The old maids of this society try to evade responsibility for the Rev. Dr. Ferrier’s imbecile pamphlet by maintaining that they accept only his conclusions, and not his arguments in support of them. But is this fact, if it be a fact, indicated upon the pamphlet? Not at all. That pamphlet is sent out with no “ifs” or “buts” attached. It bears the stamp of the Maryland Anti-Vivisection Society, just as Bath House Jean’s leaflet on hydrophobia bears that stamp, and with it goes the suggestive hint that Cardinal Gibbons is a vice-president of the society. Of the two pamphlets, one is balderdash and the other is downright vicious and dangerous.
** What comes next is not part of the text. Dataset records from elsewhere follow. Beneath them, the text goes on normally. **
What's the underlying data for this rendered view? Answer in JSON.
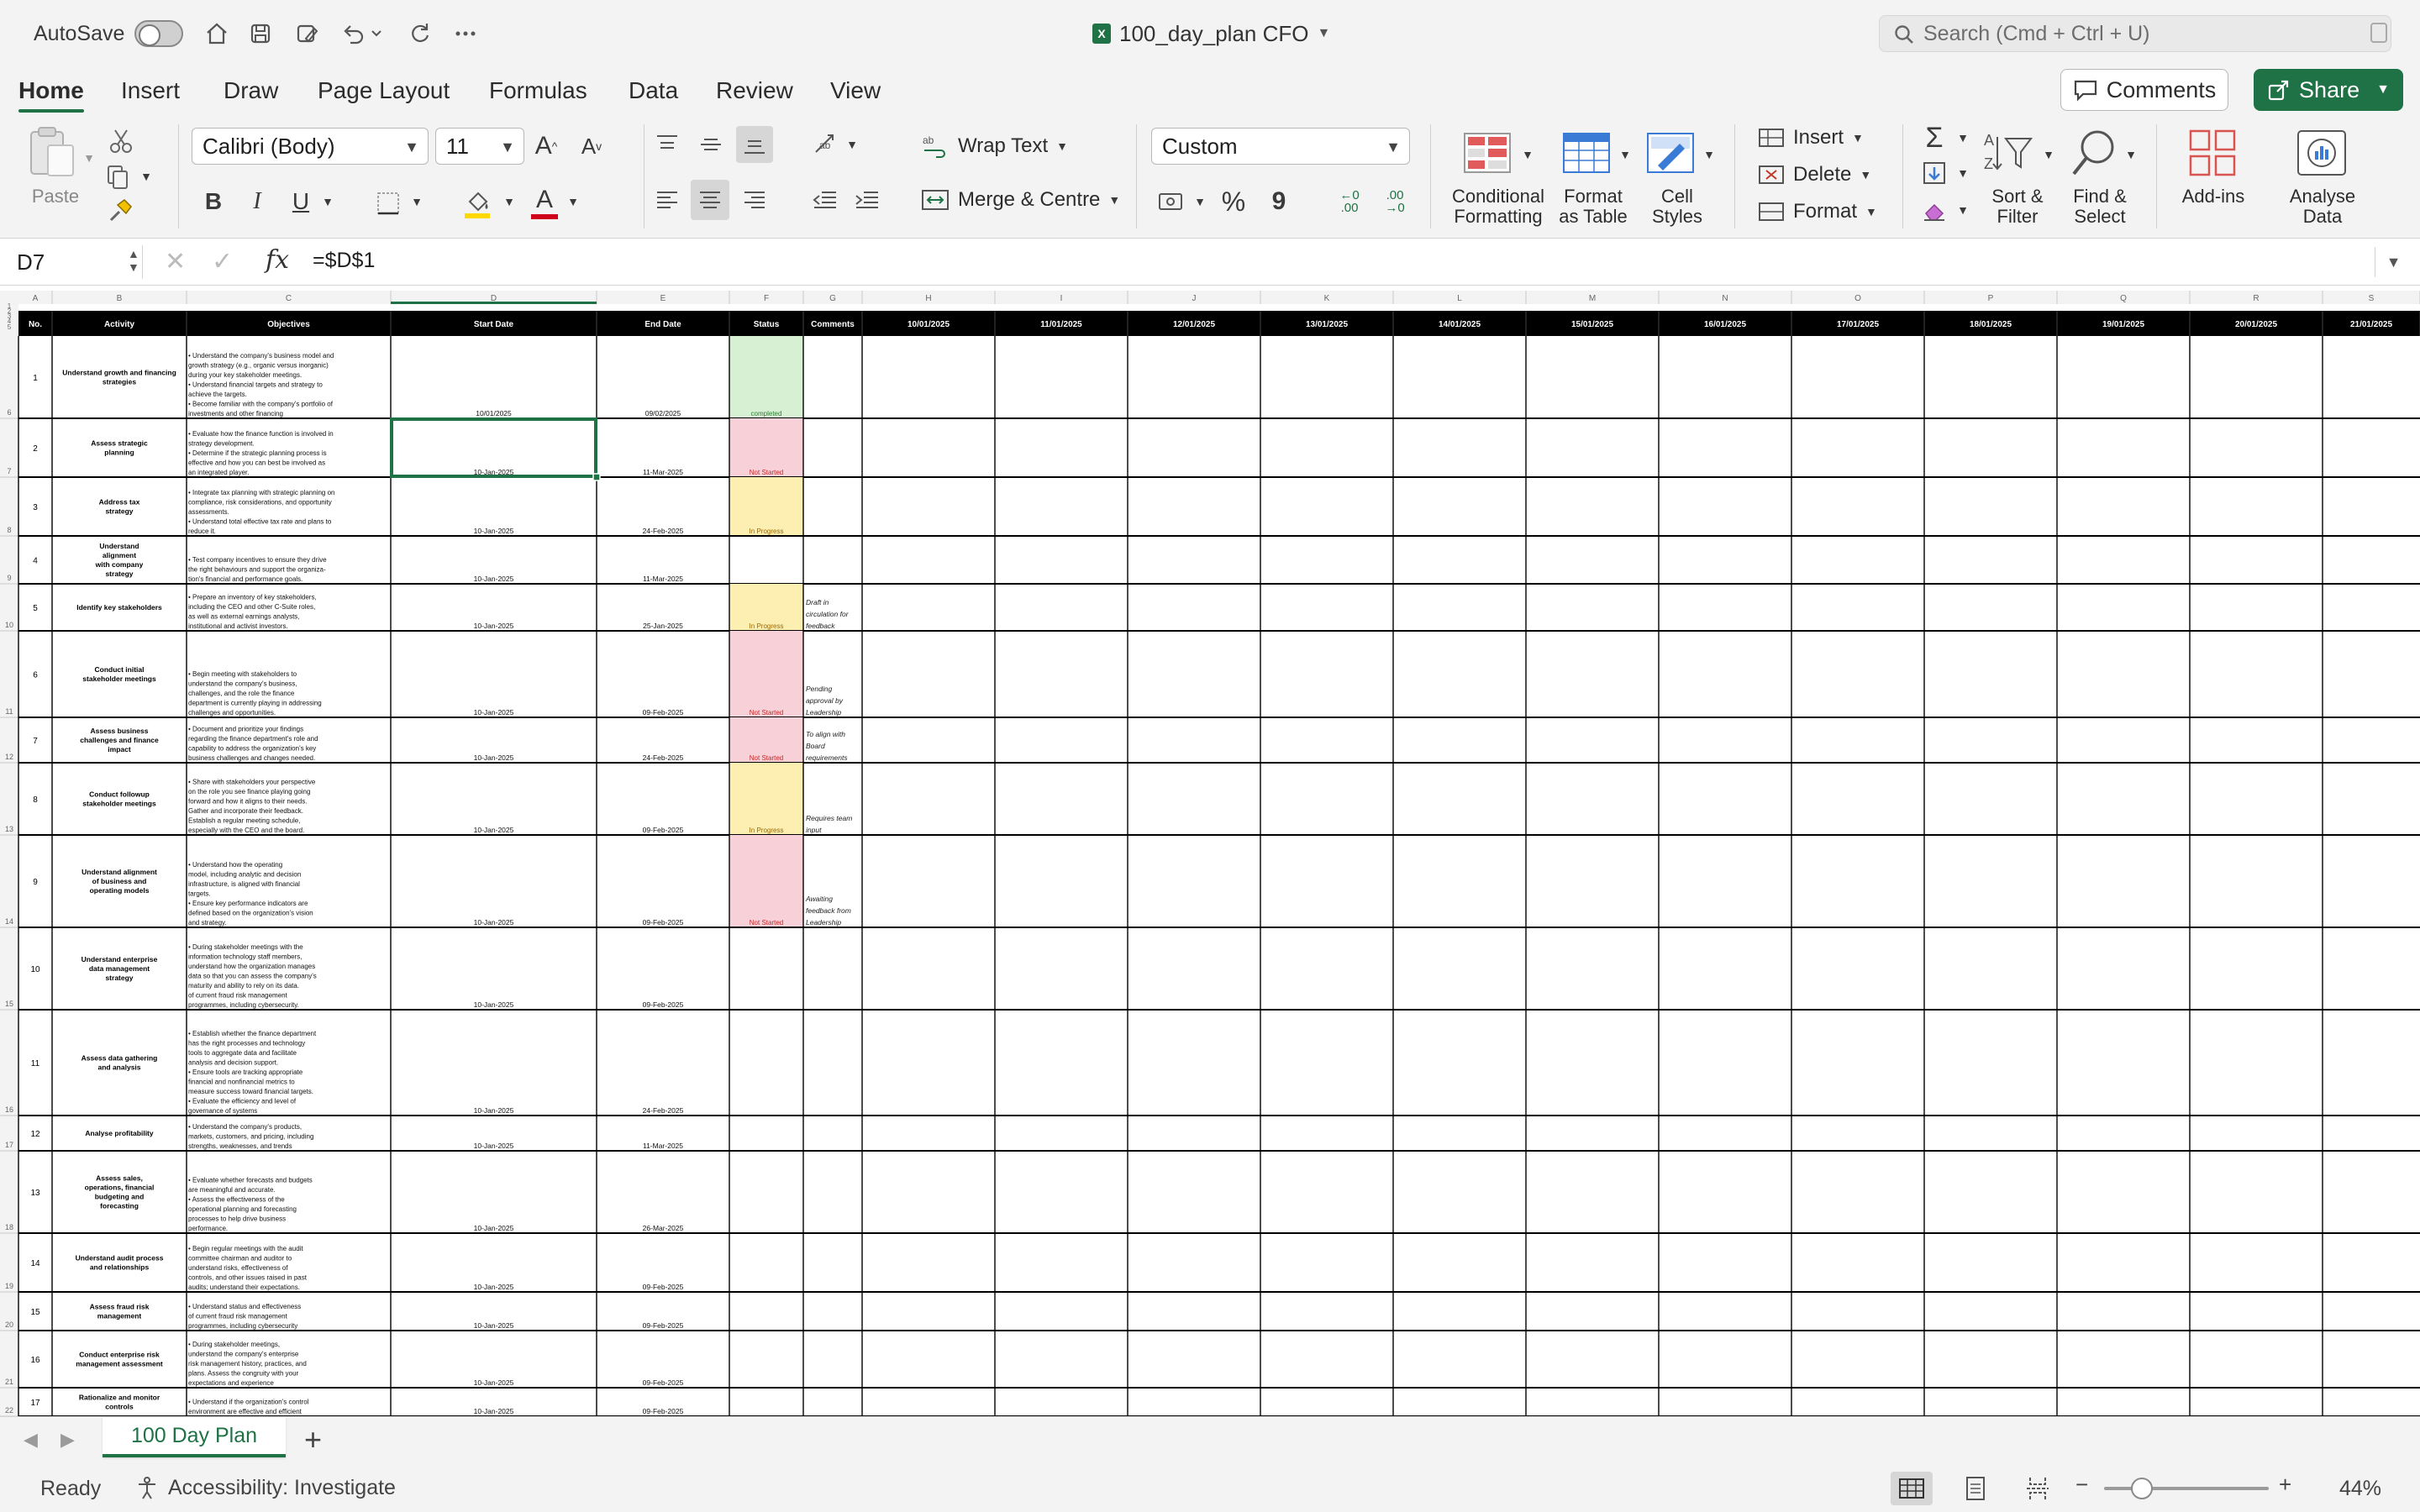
{
  "titlebar": {
    "autosave_label": "AutoSave",
    "doc_title": "100_day_plan CFO",
    "search_placeholder": "Search (Cmd + Ctrl + U)"
  },
  "ribbon_tabs": [
    "Home",
    "Insert",
    "Draw",
    "Page Layout",
    "Formulas",
    "Data",
    "Review",
    "View"
  ],
  "active_tab": "Home",
  "header_buttons": {
    "comments": "Comments",
    "share": "Share"
  },
  "ribbon": {
    "paste": "Paste",
    "font_name": "Calibri (Body)",
    "font_size": "11",
    "wrap_text": "Wrap Text",
    "merge_centre": "Merge & Centre",
    "number_format": "Custom",
    "bold": "B",
    "italic": "I",
    "underline": "U",
    "grow_font": "A",
    "shrink_font": "A",
    "font_color": "A",
    "percent": "%",
    "comma": "9",
    "decrease_decimal": ".00",
    "increase_decimal": ".00",
    "cond_format_1": "Conditional",
    "cond_format_2": "Formatting",
    "format_table_1": "Format",
    "format_table_2": "as Table",
    "cell_styles_1": "Cell",
    "cell_styles_2": "Styles",
    "insert": "Insert",
    "delete": "Delete",
    "format": "Format",
    "sort_filter_1": "Sort &",
    "sort_filter_2": "Filter",
    "find_select_1": "Find &",
    "find_select_2": "Select",
    "addins": "Add-ins",
    "analyse_1": "Analyse",
    "analyse_2": "Data"
  },
  "formula_bar": {
    "name_box": "D7",
    "fx": "fx",
    "formula": "=$D$1"
  },
  "sheet": {
    "col_letters": [
      "A",
      "B",
      "C",
      "D",
      "E",
      "F",
      "G",
      "H",
      "I",
      "J",
      "K",
      "L",
      "M",
      "N",
      "O",
      "P",
      "Q",
      "R",
      "S"
    ],
    "headers": [
      "No.",
      "Activity",
      "Objectives",
      "Start Date",
      "End Date",
      "Status",
      "Comments",
      "10/01/2025",
      "11/01/2025",
      "12/01/2025",
      "13/01/2025",
      "14/01/2025",
      "15/01/2025",
      "16/01/2025",
      "17/01/2025",
      "18/01/2025",
      "19/01/2025",
      "20/01/2025",
      "21/01/2025"
    ],
    "top_row_numbers": [
      "1",
      "2",
      "3",
      "4",
      "5"
    ],
    "rows": [
      {
        "rownum": "6",
        "no": "1",
        "activity": [
          "Understand growth and financing",
          "strategies"
        ],
        "objectives": [
          "• Understand the company's business model and",
          "growth strategy (e.g., organic versus inorganic)",
          "during your key stakeholder meetings.",
          "• Understand financial targets and strategy to",
          "achieve the targets.",
          "• Become familiar with the company's portfolio of",
          "investments and other financing"
        ],
        "start": "10/01/2025",
        "end": "09/02/2025",
        "status": "completed",
        "comments": []
      },
      {
        "rownum": "7",
        "no": "2",
        "activity": [
          "Assess strategic",
          "planning"
        ],
        "objectives": [
          "• Evaluate how the finance function is involved in",
          "strategy development.",
          "• Determine if the strategic planning process is",
          "effective and how you can best be involved as",
          "an integrated player."
        ],
        "start": "10-Jan-2025",
        "end": "11-Mar-2025",
        "status": "Not Started",
        "comments": []
      },
      {
        "rownum": "8",
        "no": "3",
        "activity": [
          "Address tax",
          "strategy"
        ],
        "objectives": [
          "• Integrate tax planning with strategic planning on",
          "compliance, risk considerations, and opportunity",
          "assessments.",
          "• Understand total effective tax rate and plans to",
          "reduce it."
        ],
        "start": "10-Jan-2025",
        "end": "24-Feb-2025",
        "status": "In Progress",
        "comments": []
      },
      {
        "rownum": "9",
        "no": "4",
        "activity": [
          "Understand",
          "alignment",
          "with company",
          "strategy"
        ],
        "objectives": [
          "• Test company incentives to ensure they drive",
          "the right behaviours and support the organiza-",
          "tion's financial and performance goals."
        ],
        "start": "10-Jan-2025",
        "end": "11-Mar-2025",
        "status": "",
        "comments": []
      },
      {
        "rownum": "10",
        "no": "5",
        "activity": [
          "Identify key stakeholders"
        ],
        "objectives": [
          "• Prepare an inventory of key stakeholders,",
          "including the CEO and other C-Suite roles,",
          "as well as external earnings analysts,",
          "institutional and activist investors."
        ],
        "start": "10-Jan-2025",
        "end": "25-Jan-2025",
        "status": "In Progress",
        "comments": [
          "Draft in",
          "circulation for",
          "feedback"
        ]
      },
      {
        "rownum": "11",
        "no": "6",
        "activity": [
          "Conduct initial",
          "stakeholder meetings"
        ],
        "objectives": [
          "• Begin meeting with stakeholders to",
          "understand the company's business,",
          "challenges, and the role the finance",
          "department is currently playing in addressing",
          "challenges and opportunities."
        ],
        "start": "10-Jan-2025",
        "end": "09-Feb-2025",
        "status": "Not Started",
        "comments": [
          "Pending",
          "approval by",
          "Leadership"
        ]
      },
      {
        "rownum": "12",
        "no": "7",
        "activity": [
          "Assess business",
          "challenges and finance",
          "impact"
        ],
        "objectives": [
          "• Document and prioritize your findings",
          "regarding the finance department's role and",
          "capability to address the organization's key",
          "business challenges and changes needed."
        ],
        "start": "10-Jan-2025",
        "end": "24-Feb-2025",
        "status": "Not Started",
        "comments": [
          "To align with",
          "Board",
          "requirements"
        ]
      },
      {
        "rownum": "13",
        "no": "8",
        "activity": [
          "Conduct followup",
          "stakeholder meetings"
        ],
        "objectives": [
          "• Share with stakeholders your perspective",
          "on the role you see finance playing going",
          "forward and how it aligns to their needs.",
          "Gather and incorporate their feedback.",
          "Establish a regular meeting schedule,",
          "especially with the CEO and the board."
        ],
        "start": "10-Jan-2025",
        "end": "09-Feb-2025",
        "status": "In Progress",
        "comments": [
          "Requires team",
          "input"
        ]
      },
      {
        "rownum": "14",
        "no": "9",
        "activity": [
          "Understand alignment",
          "of business and",
          "operating models"
        ],
        "objectives": [
          "• Understand how the operating",
          "model, including analytic and decision",
          "infrastructure, is aligned with financial",
          "targets.",
          "• Ensure key performance indicators are",
          "defined based on the organization's vision",
          "and strategy."
        ],
        "start": "10-Jan-2025",
        "end": "09-Feb-2025",
        "status": "Not Started",
        "comments": [
          "Awaiting",
          "feedback from",
          "Leadership"
        ]
      },
      {
        "rownum": "15",
        "no": "10",
        "activity": [
          "Understand enterprise",
          "data management",
          "strategy"
        ],
        "objectives": [
          "• During stakeholder meetings with the",
          "information technology staff members,",
          "understand how the organization manages",
          "data so that you can assess the company's",
          "maturity and ability to rely on its data.",
          "of current fraud risk management",
          "programmes, including cybersecurity."
        ],
        "start": "10-Jan-2025",
        "end": "09-Feb-2025",
        "status": "",
        "comments": []
      },
      {
        "rownum": "16",
        "no": "11",
        "activity": [
          "Assess data gathering",
          "and analysis"
        ],
        "objectives": [
          "• Establish whether the finance department",
          "has the right processes and technology",
          "tools to aggregate data and facilitate",
          "analysis and decision support.",
          "• Ensure tools are tracking appropriate",
          "financial and nonfinancial metrics to",
          "measure success toward financial targets.",
          "• Evaluate the efficiency and level of",
          "governance of systems"
        ],
        "start": "10-Jan-2025",
        "end": "24-Feb-2025",
        "status": "",
        "comments": []
      },
      {
        "rownum": "17",
        "no": "12",
        "activity": [
          "Analyse profitability"
        ],
        "objectives": [
          "• Understand the company's products,",
          "markets, customers, and pricing, including",
          "strengths, weaknesses, and trends"
        ],
        "start": "10-Jan-2025",
        "end": "11-Mar-2025",
        "status": "",
        "comments": []
      },
      {
        "rownum": "18",
        "no": "13",
        "activity": [
          "Assess sales,",
          "operations, financial",
          "budgeting and",
          "forecasting"
        ],
        "objectives": [
          "• Evaluate whether forecasts and budgets",
          "are meaningful and accurate.",
          "• Assess the effectiveness of the",
          "operational planning and forecasting",
          "processes to help drive business",
          "performance."
        ],
        "start": "10-Jan-2025",
        "end": "26-Mar-2025",
        "status": "",
        "comments": []
      },
      {
        "rownum": "19",
        "no": "14",
        "activity": [
          "Understand audit process",
          "and relationships"
        ],
        "objectives": [
          "• Begin regular meetings with the audit",
          "committee chairman and auditor to",
          "understand risks, effectiveness of",
          "controls, and other issues raised in past",
          "audits; understand their expectations."
        ],
        "start": "10-Jan-2025",
        "end": "09-Feb-2025",
        "status": "",
        "comments": []
      },
      {
        "rownum": "20",
        "no": "15",
        "activity": [
          "Assess fraud risk",
          "management"
        ],
        "objectives": [
          "• Understand status and effectiveness",
          "of current fraud risk management",
          "programmes, including cybersecurity"
        ],
        "start": "10-Jan-2025",
        "end": "09-Feb-2025",
        "status": "",
        "comments": []
      },
      {
        "rownum": "21",
        "no": "16",
        "activity": [
          "Conduct enterprise risk",
          "management assessment"
        ],
        "objectives": [
          "• During stakeholder meetings,",
          "understand the company's enterprise",
          "risk management history, practices, and",
          "plans. Assess the congruity with your",
          "expectations and experience"
        ],
        "start": "10-Jan-2025",
        "end": "09-Feb-2025",
        "status": "",
        "comments": []
      },
      {
        "rownum": "22",
        "no": "17",
        "activity": [
          "Rationalize and monitor",
          "controls"
        ],
        "objectives": [
          "• Understand if the organization's control",
          "environment are effective and efficient"
        ],
        "start": "10-Jan-2025",
        "end": "09-Feb-2025",
        "status": "",
        "comments": []
      }
    ]
  },
  "status_colors": {
    "completed": "#d7f0d4",
    "Not Started": "#f8d0d8",
    "In Progress": "#fdefb2"
  },
  "status_text_colors": {
    "completed": "#2e7d32",
    "Not Started": "#c62828",
    "In Progress": "#9c6500"
  },
  "sheet_tabs": [
    "100 Day Plan"
  ],
  "statusbar": {
    "ready": "Ready",
    "accessibility": "Accessibility: Investigate",
    "zoom": "44%"
  },
  "accent_color": "#1f7245"
}
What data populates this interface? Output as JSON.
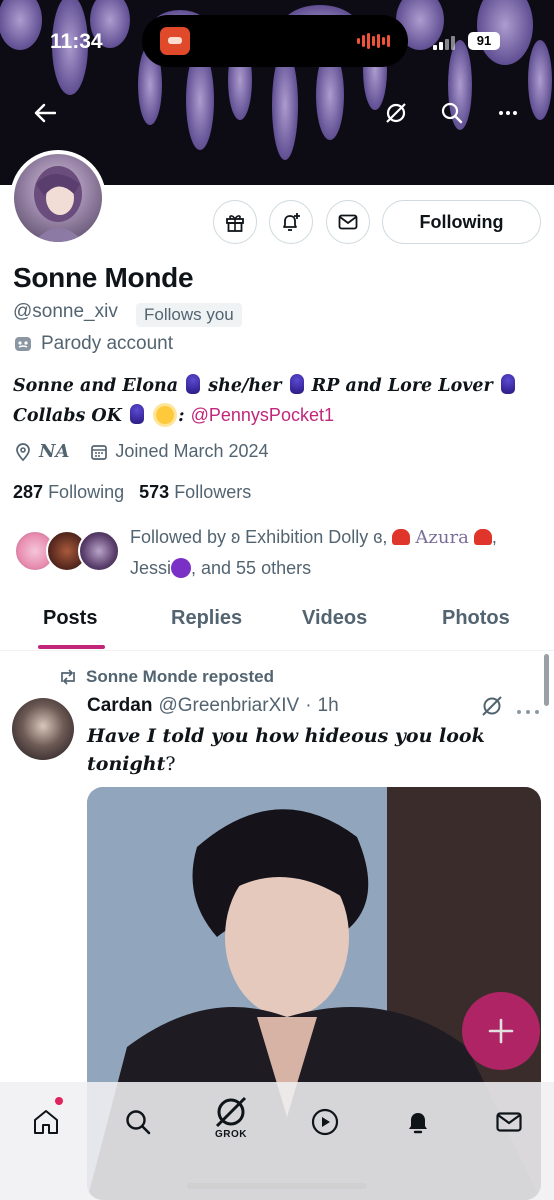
{
  "status_bar": {
    "time": "11:34",
    "battery": "91"
  },
  "profile": {
    "name": "Sonne Monde",
    "handle": "@sonne_xiv",
    "follows_you_badge": "Follows you",
    "parody_label": "Parody account",
    "bio_line1_a": "Sonne and Elona",
    "bio_line1_b": "she/her",
    "bio_line1_c": "RP and Lore Lover",
    "bio_line2_a": "Collabs OK",
    "bio_line2_b": ":",
    "bio_link": "@PennysPocket1",
    "location": "NA",
    "joined": "Joined March 2024",
    "following_count": "287",
    "following_label": "Following",
    "followers_count": "573",
    "followers_label": "Followers",
    "follow_button": "Following",
    "followed_by_a": "Followed by ʚ Exhibition Dolly ɞ,",
    "followed_by_b": "Azura",
    "followed_by_c": ",",
    "followed_by_d": "Jessi",
    "followed_by_e": ", and 55 others"
  },
  "tabs": [
    "Posts",
    "Replies",
    "Videos",
    "Photos"
  ],
  "post": {
    "repost_label": "Sonne Monde reposted",
    "author_name": "Cardan",
    "author_handle": "@GreenbriarXIV",
    "separator": "·",
    "time": "1h",
    "text_italic": "Have I told you how hideous you look tonight",
    "text_end": "?"
  },
  "nav": {
    "grok_label": "GROK"
  },
  "colors": {
    "accent": "#c1267b",
    "fab": "#c4236f",
    "text_secondary": "#536471"
  },
  "icons": [
    "back-arrow-icon",
    "grok-icon",
    "search-icon",
    "more-icon",
    "gift-icon",
    "bell-plus-icon",
    "mail-icon",
    "theater-masks-icon",
    "location-pin-icon",
    "calendar-icon",
    "repost-icon",
    "plus-icon",
    "home-icon",
    "bell-icon"
  ]
}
I cannot bring myself to believe that Cardinal Gibbons favors the circulation of either, or that he knows they are being circulated under his imprimatur.


Nine-tenths of the literature of the Maryland Anti-Vivisection Society is not directed at saving the guinea pigs, but at blowing up the doctors. It is silly, mendacious and unintelligent. It makes libelous and inexcusable attacks upon honest men. It appeals to the ignorance and superstition of the people. It urges them to turn from scientific medicine and surgery, and to put their faith in quacks and scoundrels. And the letters sent to the newspapers by the members of this society are of the same character. I cannot believe that Cardinal Gibbons is in favor of such a campaign of misrepresentation and rumble-bumble. It is a sport for theosophists, Christian Scientists and New Thoughters; it is intolerably obnoxious to all intelligent men.


Meanwhile, the only thing for the Hon. Young Cochran to do is to buy another check book and a new fountain pen.